1.Attendance. Use best efforts to attend regularly scheduled and special meetings of Company’s Board of Directors, along with Committee Meetings. Company will conduct four (4) in-person quarterly board meetings and Committee Meetings as regularly scheduled, but may call special board meetings as necessary. Special board meetings shall be conducted on an as-needed basis via remote teleconference.

 

2.Executive Sessions. From time to time, and especially during the term of this agreement, the Chairman of the Board may call Executive Sessions or emergency board meetings. Director will be expected to participate in such meetings, as necessary.

 

3.Consult. Meet with the Company upon request to discuss any matter involving the Company or its Subsidiaries, which may involve issues of which the Director has knowledge or expertise. Director acknowledges and agrees that the Company may rely upon Director’s expertise in any business discipline where Director has knowledge and/or experience that may contribute to the facilitation of Company’s operations.

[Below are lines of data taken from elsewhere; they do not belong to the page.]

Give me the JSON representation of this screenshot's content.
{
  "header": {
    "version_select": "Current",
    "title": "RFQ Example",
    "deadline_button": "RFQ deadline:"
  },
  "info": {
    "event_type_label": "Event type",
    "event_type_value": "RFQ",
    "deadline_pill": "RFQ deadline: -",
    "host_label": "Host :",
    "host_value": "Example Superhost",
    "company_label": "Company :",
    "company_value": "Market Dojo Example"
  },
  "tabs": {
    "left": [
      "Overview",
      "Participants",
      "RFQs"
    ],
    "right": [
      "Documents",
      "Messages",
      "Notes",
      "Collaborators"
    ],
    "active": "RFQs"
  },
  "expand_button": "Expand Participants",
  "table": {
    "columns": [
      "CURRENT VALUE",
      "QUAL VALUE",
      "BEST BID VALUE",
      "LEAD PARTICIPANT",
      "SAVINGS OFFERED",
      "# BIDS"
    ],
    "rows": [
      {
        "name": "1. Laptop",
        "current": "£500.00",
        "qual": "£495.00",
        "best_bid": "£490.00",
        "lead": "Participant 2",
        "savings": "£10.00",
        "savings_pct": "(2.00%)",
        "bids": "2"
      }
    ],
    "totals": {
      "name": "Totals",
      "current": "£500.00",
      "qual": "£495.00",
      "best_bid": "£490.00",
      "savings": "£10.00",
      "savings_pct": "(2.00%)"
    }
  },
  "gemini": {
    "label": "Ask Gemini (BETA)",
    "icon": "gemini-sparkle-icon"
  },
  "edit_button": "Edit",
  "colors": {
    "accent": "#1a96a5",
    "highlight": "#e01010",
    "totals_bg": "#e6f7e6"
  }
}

Director acknowledges that such requests may involve substantial time and efforts.

 

4.Act as a Fiduciary. Represent the shareholders and the interests of Company as a fiduciary; and

 

5.Participation. Participate as a full voting member of Company’s Board of Directors in setting overall objectives, approving plans and programs of operation, formulating general policies, offering advice and counsel, serving on Board Committees, and reviewing management performance.

 

6.Commitment. Based upon the foregoing responsibilities, Director shall be expected to commit an average of at least 10 hours per month to Company business. Director shall not be expected to dedicate more than 15 hours of time to Company business per month.